During the COVID-19 pandemic, the galleries will be open to the public for limited hours from 12-5pm Thursday through Saturday or by appointment. Visitors inside the building will be required to wear masks and practice social distancing, and the number of visitors will be limited according to current public health guidelines. Exhibition admission is free.
The exhibition will also be on view through the gallery windows on E. Main Street Thursday and Friday evenings.
A virtual artist talk with Sylvie Rosenthal (in lieu of a reception) will be announced here and on Facebook.
Artist Statement
Every object has its own histories and associations. Materials and forms, along with their attachments, make constellations that continually build, collapse, fold, overlap, and overflow. These meanings fold, spill, and slip through time. Originally, this work was made considering global trade and the things that come with it. How plant and biological material has traveled as gifts, specimens, and stowaways has greatly altered world ecology. The most striking example of this is the gold “Sputnik Gem” located within the work, Still Life as Oasis. “Sputnik Gem” is a riff on the decorative arts jewelry that commemorated the satellite with small precious pendants, built in large form, it represents its satellite namesake and the increasing speed of global communication. Now, it is also a COVID-19 virus particle. Sputnik translated is ‘fellow traveler’. The meaning of the work has expanded and transformed, adding a new layer of meaning to communication, with a particle invisible to the human eye.
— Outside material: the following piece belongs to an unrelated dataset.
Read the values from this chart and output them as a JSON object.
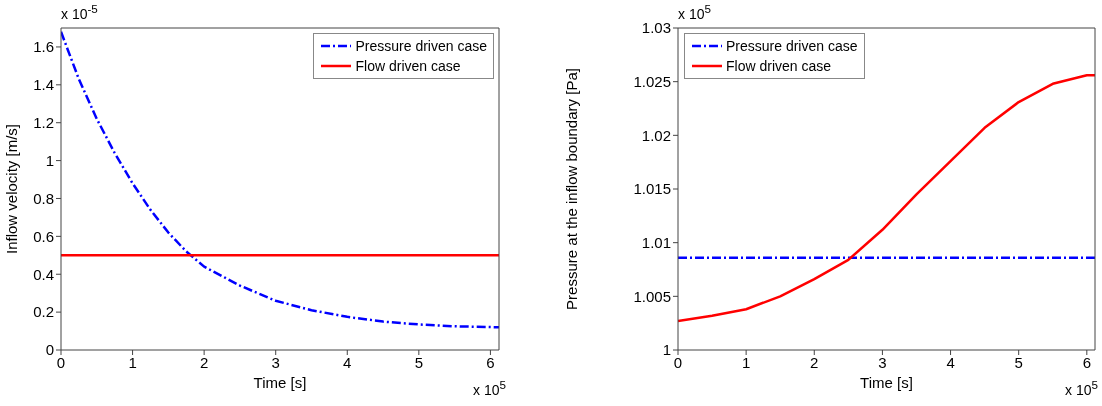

The works are materially specific. Native white oak, exotic mahogany, native poplar, and basswoods gesture to the extraction economies that build American cities. The works speak to materials that have been used for domestic purposes in many cultures throughout history. A few of the pieces have a marbleized finish, connecting the entire work to the shallow depths of geologic and natural time. Ideas of preciousness and the exotic, along with the familiar banal pinned on globally traded materials, drove the expansion and the occupation of Indigenous land while also fueling the slave trade. (Madison, Art Lit Lab, and my house occupy Ho-Chunk Land.)
I look to science and alchemy, history, global trade, and possible futures to explore what makes a thing and thing, and the forces that operate below the crust of the visible yet play out in the physical world. The slippage, spills, and folds are a way to see and attempt to understand the heartbreaking potential of not only this world, but also of other possible worlds.